The article suggested the possibility of using
radio waves to communicate without wires.The year was 1894, and the most modern
way to send a message was over telegraph wires. (Heinrich Herz, for whom the
units hertz and megahertz are named, had discovered and first produced radio
waves in 1888.)
Guglielmo Marconi jumped right on the problem. He began
experimenting at his family's home near Bologna. Within a year he had sent and
received signals beyond the range of vision (including over a hill) and then
over increasingly great distances -- up to two miles! He took out a patent in
1896. The Italian government was not interested in Marconi's work, but
the British Admiralty was, and it installed Marconi's radio equipment in
some of its ships.
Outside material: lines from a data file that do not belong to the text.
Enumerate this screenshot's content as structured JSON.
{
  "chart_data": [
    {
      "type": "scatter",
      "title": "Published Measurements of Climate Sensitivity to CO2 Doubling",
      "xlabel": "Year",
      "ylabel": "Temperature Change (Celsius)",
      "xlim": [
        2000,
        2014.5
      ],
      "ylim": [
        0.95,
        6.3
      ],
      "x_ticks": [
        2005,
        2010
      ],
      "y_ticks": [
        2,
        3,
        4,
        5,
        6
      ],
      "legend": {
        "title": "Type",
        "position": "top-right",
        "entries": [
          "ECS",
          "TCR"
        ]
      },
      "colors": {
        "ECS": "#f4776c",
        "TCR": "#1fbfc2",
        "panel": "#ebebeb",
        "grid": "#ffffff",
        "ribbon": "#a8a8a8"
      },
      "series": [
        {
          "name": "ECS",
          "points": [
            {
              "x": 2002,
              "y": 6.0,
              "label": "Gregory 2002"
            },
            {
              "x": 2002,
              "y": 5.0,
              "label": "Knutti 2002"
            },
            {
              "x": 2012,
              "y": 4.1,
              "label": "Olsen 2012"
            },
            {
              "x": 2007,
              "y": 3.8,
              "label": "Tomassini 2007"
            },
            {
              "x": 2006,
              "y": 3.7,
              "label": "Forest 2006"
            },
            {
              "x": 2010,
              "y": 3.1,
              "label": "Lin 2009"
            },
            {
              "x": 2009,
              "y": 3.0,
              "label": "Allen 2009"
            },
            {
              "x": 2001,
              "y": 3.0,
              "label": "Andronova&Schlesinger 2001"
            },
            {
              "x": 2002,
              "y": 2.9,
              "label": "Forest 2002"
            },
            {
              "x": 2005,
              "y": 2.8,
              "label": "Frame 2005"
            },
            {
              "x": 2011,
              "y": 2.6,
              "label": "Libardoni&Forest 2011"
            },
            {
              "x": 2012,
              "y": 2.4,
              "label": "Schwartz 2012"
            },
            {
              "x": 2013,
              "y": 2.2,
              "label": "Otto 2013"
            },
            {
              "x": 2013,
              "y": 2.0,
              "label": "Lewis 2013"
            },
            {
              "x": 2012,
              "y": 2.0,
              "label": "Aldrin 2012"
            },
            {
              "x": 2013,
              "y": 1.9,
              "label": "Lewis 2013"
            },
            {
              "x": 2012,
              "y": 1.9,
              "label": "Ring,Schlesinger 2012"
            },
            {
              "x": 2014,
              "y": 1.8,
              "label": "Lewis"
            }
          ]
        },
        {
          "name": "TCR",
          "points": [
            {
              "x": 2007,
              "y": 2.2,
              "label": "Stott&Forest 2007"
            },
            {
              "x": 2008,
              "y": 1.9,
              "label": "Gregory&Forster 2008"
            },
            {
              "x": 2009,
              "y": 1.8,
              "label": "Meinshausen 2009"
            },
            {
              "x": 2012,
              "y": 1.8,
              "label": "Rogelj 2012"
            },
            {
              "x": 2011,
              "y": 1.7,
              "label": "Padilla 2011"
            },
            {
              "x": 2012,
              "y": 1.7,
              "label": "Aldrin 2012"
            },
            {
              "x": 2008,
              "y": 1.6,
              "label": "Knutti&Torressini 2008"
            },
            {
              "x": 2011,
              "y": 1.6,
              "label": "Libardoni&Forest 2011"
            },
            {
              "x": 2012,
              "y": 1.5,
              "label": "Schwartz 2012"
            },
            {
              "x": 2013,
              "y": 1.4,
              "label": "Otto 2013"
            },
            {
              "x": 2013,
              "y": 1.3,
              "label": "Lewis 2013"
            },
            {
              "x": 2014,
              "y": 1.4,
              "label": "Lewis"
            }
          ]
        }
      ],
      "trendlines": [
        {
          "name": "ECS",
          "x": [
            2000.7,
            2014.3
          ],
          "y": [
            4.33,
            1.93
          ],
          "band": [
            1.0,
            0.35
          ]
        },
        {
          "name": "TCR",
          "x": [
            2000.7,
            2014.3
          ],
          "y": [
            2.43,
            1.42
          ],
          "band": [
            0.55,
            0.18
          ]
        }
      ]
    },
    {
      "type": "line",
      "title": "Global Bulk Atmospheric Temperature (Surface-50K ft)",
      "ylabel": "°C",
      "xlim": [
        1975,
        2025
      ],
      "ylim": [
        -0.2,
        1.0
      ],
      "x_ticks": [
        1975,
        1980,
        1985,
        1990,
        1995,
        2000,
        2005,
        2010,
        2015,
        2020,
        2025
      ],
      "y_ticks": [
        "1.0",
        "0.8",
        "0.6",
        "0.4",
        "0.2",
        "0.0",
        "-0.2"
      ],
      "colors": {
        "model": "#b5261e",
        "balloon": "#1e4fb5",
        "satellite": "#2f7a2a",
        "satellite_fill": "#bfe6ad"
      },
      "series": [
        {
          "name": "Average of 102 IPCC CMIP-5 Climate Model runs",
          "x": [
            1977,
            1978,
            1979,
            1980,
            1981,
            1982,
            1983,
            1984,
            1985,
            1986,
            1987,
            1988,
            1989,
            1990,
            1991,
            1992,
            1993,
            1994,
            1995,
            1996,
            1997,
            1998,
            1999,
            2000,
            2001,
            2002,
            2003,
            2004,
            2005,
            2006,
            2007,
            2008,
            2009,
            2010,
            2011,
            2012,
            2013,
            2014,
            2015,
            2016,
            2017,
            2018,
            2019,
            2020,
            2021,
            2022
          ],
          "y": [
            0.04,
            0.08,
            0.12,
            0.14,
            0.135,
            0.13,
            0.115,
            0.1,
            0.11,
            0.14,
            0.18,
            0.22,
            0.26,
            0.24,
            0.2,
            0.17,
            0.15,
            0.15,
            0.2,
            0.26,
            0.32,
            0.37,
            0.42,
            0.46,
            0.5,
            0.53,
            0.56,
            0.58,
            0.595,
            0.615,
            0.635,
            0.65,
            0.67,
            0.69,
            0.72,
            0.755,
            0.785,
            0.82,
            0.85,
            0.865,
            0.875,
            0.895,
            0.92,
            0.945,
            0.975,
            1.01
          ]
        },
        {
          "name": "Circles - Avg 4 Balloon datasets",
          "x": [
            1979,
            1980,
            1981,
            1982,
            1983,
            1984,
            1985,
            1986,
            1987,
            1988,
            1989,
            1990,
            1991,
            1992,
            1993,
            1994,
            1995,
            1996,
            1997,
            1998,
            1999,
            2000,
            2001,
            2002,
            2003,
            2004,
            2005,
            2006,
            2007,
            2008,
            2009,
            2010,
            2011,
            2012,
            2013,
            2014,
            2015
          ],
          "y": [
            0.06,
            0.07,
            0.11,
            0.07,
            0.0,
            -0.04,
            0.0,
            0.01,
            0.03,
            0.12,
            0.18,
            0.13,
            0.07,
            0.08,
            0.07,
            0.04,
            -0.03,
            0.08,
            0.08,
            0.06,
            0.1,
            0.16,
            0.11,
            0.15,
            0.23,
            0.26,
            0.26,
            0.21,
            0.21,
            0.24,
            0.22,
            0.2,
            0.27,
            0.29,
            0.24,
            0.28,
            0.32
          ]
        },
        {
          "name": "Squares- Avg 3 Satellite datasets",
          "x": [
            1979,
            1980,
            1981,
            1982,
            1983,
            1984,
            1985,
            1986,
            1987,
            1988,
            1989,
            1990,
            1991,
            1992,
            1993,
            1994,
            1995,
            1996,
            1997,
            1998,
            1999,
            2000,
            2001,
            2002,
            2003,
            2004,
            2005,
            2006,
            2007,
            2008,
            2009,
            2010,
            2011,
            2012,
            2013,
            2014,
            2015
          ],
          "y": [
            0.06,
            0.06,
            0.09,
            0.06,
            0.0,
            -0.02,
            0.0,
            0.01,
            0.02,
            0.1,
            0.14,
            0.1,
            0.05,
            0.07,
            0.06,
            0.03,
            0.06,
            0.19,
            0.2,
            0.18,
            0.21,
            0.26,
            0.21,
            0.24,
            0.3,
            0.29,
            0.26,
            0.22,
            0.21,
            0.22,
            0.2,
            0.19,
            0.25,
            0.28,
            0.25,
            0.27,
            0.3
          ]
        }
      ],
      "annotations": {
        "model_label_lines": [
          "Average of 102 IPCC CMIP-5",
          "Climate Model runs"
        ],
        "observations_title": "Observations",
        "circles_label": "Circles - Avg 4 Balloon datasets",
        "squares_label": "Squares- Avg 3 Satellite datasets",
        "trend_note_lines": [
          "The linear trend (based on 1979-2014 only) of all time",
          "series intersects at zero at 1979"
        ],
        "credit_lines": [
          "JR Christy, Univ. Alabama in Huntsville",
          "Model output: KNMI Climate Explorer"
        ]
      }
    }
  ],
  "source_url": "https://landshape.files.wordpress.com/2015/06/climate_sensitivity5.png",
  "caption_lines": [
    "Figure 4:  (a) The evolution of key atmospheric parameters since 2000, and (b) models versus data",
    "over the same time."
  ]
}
Radio transmission was pushed to greater and greater
lengths, and by 1899, Guglielmo Marconi had sent a signal nine miles across the
Bristol Channel and 31 miles across the English Channel to France. Most people
believed that the curvature of the earth would prevent sending a signal much
farther than 200 miles, so when Guglielmo Marconi was able to transmit across the
Atlantic ocean in 1901, people were stunned. It opened the door to a rapidly
developing wireless industry.
Guglielmo Marconi continued to refine and
expand upon his inventions in the next few years, and then turned toward the
business aspects of his work. In 1909 he won the Nobel Prize in physics, shared
with Karl Ferdinand Braun whose modifications to Marconi's transmitters
significantly increased their range and usefulness.